If your homeowners policy said the company would pay the first $50 of costs if your house burned down and you would be on the hook to pay everything else you would rightly call it a junk policy. Sure you could construct scenarios(like getting a singe mark on your back deck that requires a $25 board replacement) where you could argue that, in that instance, the policy that paid the first $50 of costs was a better deal. This doesn’t make it a better insurance policy.
I don’t see how anyone acting in good faith could not see the difference between a policy that pays only the first few dollars of doctors visits or screenings and leaves the customer to pay everything else from a policy that has a $6350 deductible but pays everything beyond that. Of course, if the only cost you incur in a given year is a $75 doctor visit to get a flu shot the junk policy is going to look better for that year, but that isn’t the point. If you want to argue the deductibles are too high, especially for poorer people then argue that, but don’t try to convince people that these junk policies were better than a real insurance policy.

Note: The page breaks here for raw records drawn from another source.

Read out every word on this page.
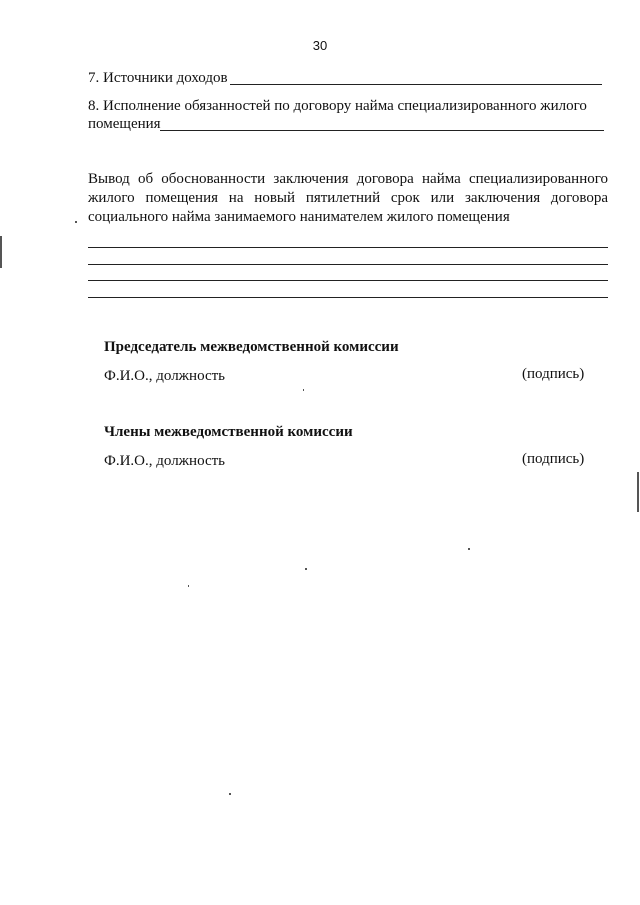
30
7. Источники доходов
8. Исполнение обязанностей по договору найма специализированного жилого
помещения
Вывод об обоснованности заключения договора найма специализированного жилого помещения на новый пятилетний срок или заключения договора социального найма занимаемого нанимателем жилого помещения
Председатель межведомственной комиссии
Ф.И.О., должность	(подпись)
Члены межведомственной комиссии
Ф.И.О., должность	(подпись)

I would also point out that, under the aca, there are subsidies for out of pocket costs to meet deductibles for those below 250% of the poverty line.
http://www.kaiserhealthnews.org/features/insuring-your-health/2013/070913-michelle-andrews-on-cost-sharing-subsidies.aspx
I would also point out that it isn’t difficult to hit $6350 in medical costs in america. One emergency room visit for a broken arm can exceed that. My mother recently had a detached retina and had a 45 minute outpatient surgery at a hospital facility and the total bills were $20k. It isn’t really accurate to say that such policies will only pay if there is something truly catastrophic, like cancer.
My only comment would be that i dont think its fair to say that employer plans arent covering those with existing conditions. I guess i mean to say that plenty of people who have long term health conditions work or have working spouses who cover them, so there are lots of sick folks in that pool. it just seems that your statement that almost all uninsurable people will be in the individual market pool isnt right. sick people who are currently in the employer-based pool probably would be considered uninsurable if they were not on an employer plan (because those plans dont seem to exclude preexisiting conditions).
employer plans get more expensive every year and have higher and higher deductables. they do seem to cover more things like full maternity benefits, but at a high cost. when i bought a plan on the individual market, i was overwhelmed at all the different choices and could not believe that some plans didnt cover everything. so compared to my old employer plan, they had higher premiums, dedcutibles, and less coverage.
this seems all so comlex just to screw people out of money, no matter if it kills them. i am with Lambert. Medicare for ALL! Single payer please.